Melanne Verveer, the State Department's ambassador-at-large for global women's issues, said women entrepreneurs in many countries, including the United States, have proven that they can build businesses that create jobs and grow wealth. Secretary of State Hillary Rodham Clinton's favorite adage on this topic, Verveer said, is that investing in women is smart and strategic action for national economic policy.
Verveer said the U.N. Food and Agriculture Organization (FAO) has documented the economic contributions of women in agriculture. If women farming small lots in Africa had the same access to tools, seed, loans and markets as men, FAO reports, there would be a marked improvement in their productivity, Verveer said.
"Their yields would increase by 20 to 30 percent," Verveer said. "According to the FAO, this enhanced productivity could feed 150 million more people."
Liberian Minister of Agriculture Florence Chenoweth joined Verveer on the panel, saying she's seen firsthand how the lack of adequate infrastructure stymies farmers in her country.
"Agriculture must not produce, and then go through the frustration of not being able to market" products, Chenoweth said, because of inadequate roads or transport to reach markets, or because farmers don't know how to enter the market or price and package their products.

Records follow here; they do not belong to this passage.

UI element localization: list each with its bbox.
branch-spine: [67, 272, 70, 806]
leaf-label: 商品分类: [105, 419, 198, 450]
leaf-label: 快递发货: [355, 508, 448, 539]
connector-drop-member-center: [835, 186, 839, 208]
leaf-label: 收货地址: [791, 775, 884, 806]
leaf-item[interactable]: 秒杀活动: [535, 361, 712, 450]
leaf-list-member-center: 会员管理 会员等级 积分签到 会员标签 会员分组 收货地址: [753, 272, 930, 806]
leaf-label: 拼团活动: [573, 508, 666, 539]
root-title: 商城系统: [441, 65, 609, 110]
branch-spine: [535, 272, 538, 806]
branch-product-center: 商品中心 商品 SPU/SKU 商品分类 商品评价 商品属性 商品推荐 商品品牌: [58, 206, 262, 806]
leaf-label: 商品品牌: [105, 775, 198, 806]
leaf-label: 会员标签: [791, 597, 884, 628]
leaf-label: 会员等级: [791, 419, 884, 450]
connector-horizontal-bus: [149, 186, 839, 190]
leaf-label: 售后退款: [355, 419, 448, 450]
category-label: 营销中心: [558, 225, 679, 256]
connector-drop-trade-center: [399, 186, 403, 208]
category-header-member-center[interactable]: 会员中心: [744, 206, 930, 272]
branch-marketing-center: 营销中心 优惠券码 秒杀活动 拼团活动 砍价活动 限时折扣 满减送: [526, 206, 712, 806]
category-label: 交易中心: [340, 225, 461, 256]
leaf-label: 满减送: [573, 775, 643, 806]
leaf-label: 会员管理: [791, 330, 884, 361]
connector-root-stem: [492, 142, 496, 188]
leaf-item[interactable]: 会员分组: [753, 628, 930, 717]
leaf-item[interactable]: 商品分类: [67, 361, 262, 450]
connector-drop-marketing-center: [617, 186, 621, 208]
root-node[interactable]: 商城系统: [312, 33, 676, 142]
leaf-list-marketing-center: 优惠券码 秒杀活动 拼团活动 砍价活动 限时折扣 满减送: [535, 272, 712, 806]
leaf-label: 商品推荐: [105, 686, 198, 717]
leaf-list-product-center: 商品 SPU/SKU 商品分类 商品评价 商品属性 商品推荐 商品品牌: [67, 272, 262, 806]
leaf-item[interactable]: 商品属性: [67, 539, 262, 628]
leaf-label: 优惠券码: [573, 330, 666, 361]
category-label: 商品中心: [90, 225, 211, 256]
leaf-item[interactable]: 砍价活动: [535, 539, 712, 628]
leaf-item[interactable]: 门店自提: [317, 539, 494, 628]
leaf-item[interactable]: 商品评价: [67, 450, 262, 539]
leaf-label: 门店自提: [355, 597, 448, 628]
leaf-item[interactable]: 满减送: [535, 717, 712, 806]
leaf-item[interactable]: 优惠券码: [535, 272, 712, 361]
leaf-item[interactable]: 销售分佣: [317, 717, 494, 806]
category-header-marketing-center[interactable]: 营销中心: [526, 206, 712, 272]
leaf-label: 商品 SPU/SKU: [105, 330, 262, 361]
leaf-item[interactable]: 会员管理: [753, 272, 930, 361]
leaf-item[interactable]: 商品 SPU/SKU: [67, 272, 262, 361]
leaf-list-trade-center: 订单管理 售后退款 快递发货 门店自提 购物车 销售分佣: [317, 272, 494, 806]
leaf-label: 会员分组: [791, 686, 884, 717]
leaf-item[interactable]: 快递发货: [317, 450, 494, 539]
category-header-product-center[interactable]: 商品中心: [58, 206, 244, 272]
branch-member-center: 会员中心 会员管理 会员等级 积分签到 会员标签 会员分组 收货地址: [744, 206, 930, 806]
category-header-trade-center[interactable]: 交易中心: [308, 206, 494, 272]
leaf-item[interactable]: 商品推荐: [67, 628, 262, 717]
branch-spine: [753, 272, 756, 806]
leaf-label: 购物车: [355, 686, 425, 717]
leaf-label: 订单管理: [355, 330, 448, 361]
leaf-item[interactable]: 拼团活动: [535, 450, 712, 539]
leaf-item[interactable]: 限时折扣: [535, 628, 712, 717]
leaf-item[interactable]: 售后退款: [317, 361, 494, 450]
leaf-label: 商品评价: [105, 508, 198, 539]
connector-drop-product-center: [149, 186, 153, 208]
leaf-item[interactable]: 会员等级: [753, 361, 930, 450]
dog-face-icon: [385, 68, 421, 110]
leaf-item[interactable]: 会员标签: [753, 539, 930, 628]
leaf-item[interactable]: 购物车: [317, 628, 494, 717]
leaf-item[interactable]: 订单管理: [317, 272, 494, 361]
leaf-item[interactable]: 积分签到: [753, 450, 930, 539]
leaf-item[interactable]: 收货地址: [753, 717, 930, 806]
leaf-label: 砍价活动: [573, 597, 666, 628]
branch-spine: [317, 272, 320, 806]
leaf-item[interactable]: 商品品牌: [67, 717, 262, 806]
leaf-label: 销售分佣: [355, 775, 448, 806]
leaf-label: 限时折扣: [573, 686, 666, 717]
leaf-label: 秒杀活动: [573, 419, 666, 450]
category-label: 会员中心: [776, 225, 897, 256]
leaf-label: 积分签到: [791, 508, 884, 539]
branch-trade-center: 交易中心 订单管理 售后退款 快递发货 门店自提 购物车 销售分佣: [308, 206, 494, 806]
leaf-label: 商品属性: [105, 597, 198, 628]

Chenoweth said supporting infrastructure also includes training, skills and instruction in how to run a business.
African women entrepreneurs who are running agriculture-based businesses also appeared at the forum, explaining some of the problems they've encountered as they've attempted to expand their businesses. Namakau Likando is the manager and co-owner of Lumuno Organic Farms in Zambia. Her business has become a leader in organic, environmentally friendly farming techniques and is prosperous enough to help support school fees for local children.
But Likando is lacking a very basic thing essential to a farmer -- Lumuno Farms is on communal land, which is governed in the traditional fashion. Without a land title of her own, Likando doesn't have the freedom to make all the decisions about how the land is used.
Neither does Lumuno Farms have access to the electrical grid, she said. Likando said they use gasoline-fueled generators for the power they need to process crops into food products.
"That has proved to be a really big problem," Likando said, because of the costs of the fuel. "It drives the cost of the chili sauce even higher."
Lumuno Farms could also use more sophisticated equipment, but a 28 percent interest rate prevents Likando from trying to get a loan to buy new machinery and processing equipment.
Likando, who attended the forum with a group of other women as part of the African Women's Entrepreneur Program sponsored by the U.S. Department of State, cited other infrastructure problems for her Zambian farm: A poor road network makes transport of products and raw materials difficult, and her region has limited access to education, so her workers don't have the skills they need, nor the means to get them.
Agriculture could be a route to increased economic prosperity, but another panelist reminded the audience that women farmers have also made the difference between life and death. Massogbe Diabate Touré is the owner and director general of SITA SA, a company in Côte d'Ivoire that produces, treats and exports cashew nuts. During the country's civil war, Touré said, "women ensured that people didn't starve."
With her country's ministers seated in the audience, Touré said, through an interpreter, "We have bent over backwards to survive" through the nation's strife. Now, she said, women farmers deserve the support of their government and a voice in the nation's future as it works to overcome the scars of war.
Touré is eager to expand her production with the addition of further equipment, but will need help to acquire it. If she gets that help, Touré said, SITA SA and its cashews can help build assets in Côte d'Ivoire and lift some of its citizens from poverty.